You might be suprised to realize that this is more common than you think.
Historically, Protestants have been taught that Roman Catholicism is a perversion of Christianity -- that it is the result of an unholy union between Christianity and paganism. Hislop's The Two Babylons still looms large in Protestantism. They've been taught that Catholicism is Mystery Babylon, Mother of Harlots, Queen of the abominations of the earth. (Thats Rev. 17 language, BTW).
In recent years, though, the pendulum has begun to swing the other way. Due in large part to the parachurch organization movement -- PromiseKeepers and Campus Crusade, for instance, and also the pro-life movement, Protestants and Catholics are getting to meet each other in religious settings and finding out, hey, this guy's not so different from me. A whole another world of Christians is opening up to Protestants.

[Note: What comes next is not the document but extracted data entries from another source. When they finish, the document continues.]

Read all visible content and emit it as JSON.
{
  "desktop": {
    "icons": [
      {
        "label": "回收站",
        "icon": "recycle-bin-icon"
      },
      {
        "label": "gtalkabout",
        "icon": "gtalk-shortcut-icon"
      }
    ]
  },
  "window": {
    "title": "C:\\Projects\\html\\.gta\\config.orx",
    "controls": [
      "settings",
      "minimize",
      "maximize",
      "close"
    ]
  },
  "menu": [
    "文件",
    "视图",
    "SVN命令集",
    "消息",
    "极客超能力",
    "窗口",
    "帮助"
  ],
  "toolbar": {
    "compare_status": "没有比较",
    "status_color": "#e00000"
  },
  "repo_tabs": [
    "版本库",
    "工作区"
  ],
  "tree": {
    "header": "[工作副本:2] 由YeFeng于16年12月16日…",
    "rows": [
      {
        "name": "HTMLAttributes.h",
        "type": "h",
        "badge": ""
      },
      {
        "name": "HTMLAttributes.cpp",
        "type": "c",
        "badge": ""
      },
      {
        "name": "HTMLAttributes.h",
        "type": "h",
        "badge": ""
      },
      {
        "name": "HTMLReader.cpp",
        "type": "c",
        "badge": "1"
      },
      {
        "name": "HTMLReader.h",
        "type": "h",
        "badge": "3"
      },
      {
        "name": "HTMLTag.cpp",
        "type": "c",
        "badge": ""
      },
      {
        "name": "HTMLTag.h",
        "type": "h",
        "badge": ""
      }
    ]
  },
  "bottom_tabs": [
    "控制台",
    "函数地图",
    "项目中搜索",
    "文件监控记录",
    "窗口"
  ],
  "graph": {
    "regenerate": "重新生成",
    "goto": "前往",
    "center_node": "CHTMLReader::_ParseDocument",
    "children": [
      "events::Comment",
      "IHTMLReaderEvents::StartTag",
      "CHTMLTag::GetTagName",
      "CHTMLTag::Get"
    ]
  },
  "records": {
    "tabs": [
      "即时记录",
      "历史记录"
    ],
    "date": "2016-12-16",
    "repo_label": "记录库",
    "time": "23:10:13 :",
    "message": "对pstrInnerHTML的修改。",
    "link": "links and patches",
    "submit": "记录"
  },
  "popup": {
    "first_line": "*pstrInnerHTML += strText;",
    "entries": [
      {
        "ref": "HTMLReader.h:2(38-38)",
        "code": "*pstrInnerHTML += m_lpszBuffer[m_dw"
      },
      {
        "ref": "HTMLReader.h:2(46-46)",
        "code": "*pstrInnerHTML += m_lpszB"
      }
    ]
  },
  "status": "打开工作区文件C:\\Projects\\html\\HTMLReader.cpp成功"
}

The pendulum may have swung too far the other way: now, there's a tendancy amongst Christians (evangelical Protestants, anyway) to minimize the doctrinal disagreements between evangelicalism and Catholicism. There are some very real and very serious theological disagreements that we cannot simply pretend do not exist. Veneration of Mary is a good example. To an evangelical Protestant, the veneration of Mary violates the very basis of monotheism. To a Catholic, disagreement with the veneration of Mary is an attack that evokes the same emotions when someone insults one's own mother.